Before the pandemic, Beijing was widely expected to announce a growth target of around six percent this year.

But with the COVID-19 shock causing economic growth to shrink 6.8 percent in the first quarter, such a target was seen as no longer feasible.

Apart from raising its budget deficit target this year, China will issue another one trillion yuan ($140 billion) of government bonds for COVID-19 control, Li said, calling these “extraordinary measures for an unusual time”.

The added funds will be transferred to local governments, to be primarily used for ensuring employment, meeting basic living needs, and protecting market entities.

Li also said governments at all levels should “tighten their belts”, and that all types of surplus, idle and carryover funds will be withdrawn and re-allocated, to be put to better use.

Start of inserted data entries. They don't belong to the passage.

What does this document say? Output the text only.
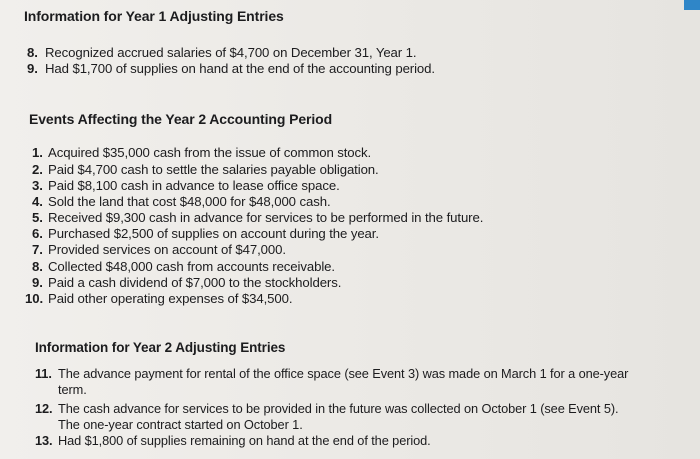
Information for Year 1 Adjusting Entries
8. Recognized accrued salaries of $4,700 on December 31, Year 1.
9. Had $1,700 of supplies on hand at the end of the accounting period.
Events Affecting the Year 2 Accounting Period
1. Acquired $35,000 cash from the issue of common stock.
2. Paid $4,700 cash to settle the salaries payable obligation.
3. Paid $8,100 cash in advance to lease office space.
4. Sold the land that cost $48,000 for $48,000 cash.
5. Received $9,300 cash in advance for services to be performed in the future.
6. Purchased $2,500 of supplies on account during the year.
7. Provided services on account of $47,000.
8. Collected $48,000 cash from accounts receivable.
9. Paid a cash dividend of $7,000 to the stockholders.
10. Paid other operating expenses of $34,500.
Information for Year 2 Adjusting Entries
11. The advance payment for rental of the office space (see Event 3) was made on March 1 for a one-year
term.
12. The cash advance for services to be provided in the future was collected on October 1 (see Event 5).
The one-year contract started on October 1.
13. Had $1,800 of supplies remaining on hand at the end of the period.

Beijing will also issue 3.75 trillion yuan ($526 billion) in special local government bonds this year, in part to boost infrastructure spending in the virus-hit economy.

It will make further tax and fee cuts as well to help firms.

China has said it will tap its massive domestic consumer market to support the economy after external demand collapsed.

But the official urban unemployment rate rose to six percent last month, with analysts saying the real figure could be even higher.

Li said the government aims to ensure the urban unemployment rate remains around this figure, through the creation of over nine million new jobs.